Еремей вильнул ладонью в воздухе.
– Не заблудится, – покачал головой Бегун. – Я оставлял зарубки, – он указал на сосновый ствол с вырубленной корой. – Он может выбраться из Рысьего только на самолете. Самолет летает два раза в неделю. Если повезет, мы еще застанем его там. Если нет – я полечу за ним. Я знаю, где его искать, я верну Спаса, только доведи меня до Рысьего!
Охотники встали в кружок, голова к голове, отгородившись от него спинами, и долго шептались о чем-то. Бегун стоял в стороне, дожидаясь решения. Наконец они повернулись.
– Ты пойдешь с ним, – сказал Петр. – Вы будете вместе и не разойдетесь ни на шаг, никогда и нигде!..
Помолившись перед дальней дорогой, Еремей первым двинулся по гусеничной колее. Лука и Петр долго смотрели им вслед, крестили в спину, потом повернули обратно к Белоозеру.
Еремей шел в полную силу, не жалея его. Только когда Бегун совсем отставал, он сбавлял ход, пережидал, нетерпеливо глядя через плечо. Суслон, как обычно, бежал далеко впереди. Время от времени он цеплялся за белку или птицу, долго лаял, удивляясь, почему хозяин не спешит на зов.
Уже в кромешной тьме Еремей свернул с колеи к старой сосне, достал из глубокого дупла, закрытого от любопытного зверья чугунным котелком, солонину, сухари, скрученную в свиток бересту для костра и медвежью шкуру.
Они выкопали лыжами яму в сугробе и легли, завернувшись в шкуру, осыпав края ямы, чтобы укрыться снегом. Суслон улегся рядом. Еще затемно, задолго до рассвета, они поднялись и двинулись дальше.

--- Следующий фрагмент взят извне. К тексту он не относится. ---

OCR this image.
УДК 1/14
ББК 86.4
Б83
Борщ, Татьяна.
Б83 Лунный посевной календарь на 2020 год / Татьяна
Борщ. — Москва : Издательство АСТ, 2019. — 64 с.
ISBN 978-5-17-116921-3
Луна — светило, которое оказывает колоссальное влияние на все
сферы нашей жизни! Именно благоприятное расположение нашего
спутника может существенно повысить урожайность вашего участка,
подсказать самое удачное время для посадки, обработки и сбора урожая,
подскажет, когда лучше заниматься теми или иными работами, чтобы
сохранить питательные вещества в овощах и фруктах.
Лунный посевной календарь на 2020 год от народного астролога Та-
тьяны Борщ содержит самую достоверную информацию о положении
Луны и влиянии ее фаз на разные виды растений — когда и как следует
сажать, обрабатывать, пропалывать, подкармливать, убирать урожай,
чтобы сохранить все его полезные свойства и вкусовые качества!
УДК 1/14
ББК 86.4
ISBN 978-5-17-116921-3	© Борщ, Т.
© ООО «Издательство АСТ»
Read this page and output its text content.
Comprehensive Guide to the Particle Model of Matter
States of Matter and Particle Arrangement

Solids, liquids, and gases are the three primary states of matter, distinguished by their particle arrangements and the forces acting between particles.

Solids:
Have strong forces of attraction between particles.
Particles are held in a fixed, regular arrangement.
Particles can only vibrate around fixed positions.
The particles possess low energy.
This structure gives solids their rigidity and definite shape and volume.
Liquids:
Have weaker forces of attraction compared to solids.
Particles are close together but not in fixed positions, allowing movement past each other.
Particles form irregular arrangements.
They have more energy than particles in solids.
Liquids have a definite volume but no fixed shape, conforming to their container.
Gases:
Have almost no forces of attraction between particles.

Бегун потерял счет времени, он волочил налившиеся свинцовой тяжестью, стопудовые лыжи, иногда отключался – наверное, засыпал на ходу, – а когда, очнувшись, снова открывал глаза, видел вокруг все тот же безмолвный снежный пейзаж, а прямо перед собой спину неутомимого Еремея с винтовкой на плече, так что непонятно было, спал ли он час, сутки или только на мгновение прикрыл глаза.
Отключившись в очередной раз, Бегун налетел на вставшего Еремея. Поперек колеи стояли сани от «Бурана», кругом валялись пустые канистры. Видимо, слив в бак последний бензин, Рубль освободил снегоход от тяжелого прицепа.
Задыхаясь от усталости, Бегун разевал рот, как выброшенная на берег рыба, и застудил горло ледяным воздухом. На третий день он стал покашливать, захрипел на вдохе, промок от горячего липкого пота, но молчал и, как робот, шагал за Еремеем. Встав на ночевку, Еремей напоил его каким-то отваром из трав, припасенных в каждом дупле-тайнике, раздел и растер жгучей мазью. Наутро Бегун поднялся, ослабший, но здоровый, и они двинулись в путь…
Они вышли к Рысьему в сумерках. Под окнами гостиницы стояли три «Бурана», и среди них – знакомый, потехинский, без прицепа.
За столом, уставленным водкой, сидели хозяйка Елизавета, какой-то охотник с осоловевшими глазами, уже набравший свою дозу, и сам Потехин.
– А вот и он! – радостно захохотал Потехин, увидав Бегуна. – А меня с зимовья вызвали – говорят, «Буран» твой приехал! А я уже другой купил! На хрена мне два? У меня жопа, конечно, здоровая, но все-таки одна! Ну, здорово! – он облапил его, гулко хлопнул по спине. – А мы вас было похоронили. Неделю искали, Петрович все кругом облетал, но снег пошел – думали, замело вас. Садись, обмоем твое воскрешение! За это пить надо не просыхая – считай, заново родился!
Елизавета, глядя на Бегуна круглыми глазами, как и вправду на пришельца с того света, подала новые стаканы.
– Нашел-таки свое Белоозеро? Левка тут три дня пил, опомниться не мог, рассказывал… А, Еремей! – махнул он тихо вошедшему охотнику. – Так ты, значит, у нас на Белом Озере живешь? Кругом костра хороводишь? Десять лет знаемся – хоть в гости бы позвал, девок ваших пощупать!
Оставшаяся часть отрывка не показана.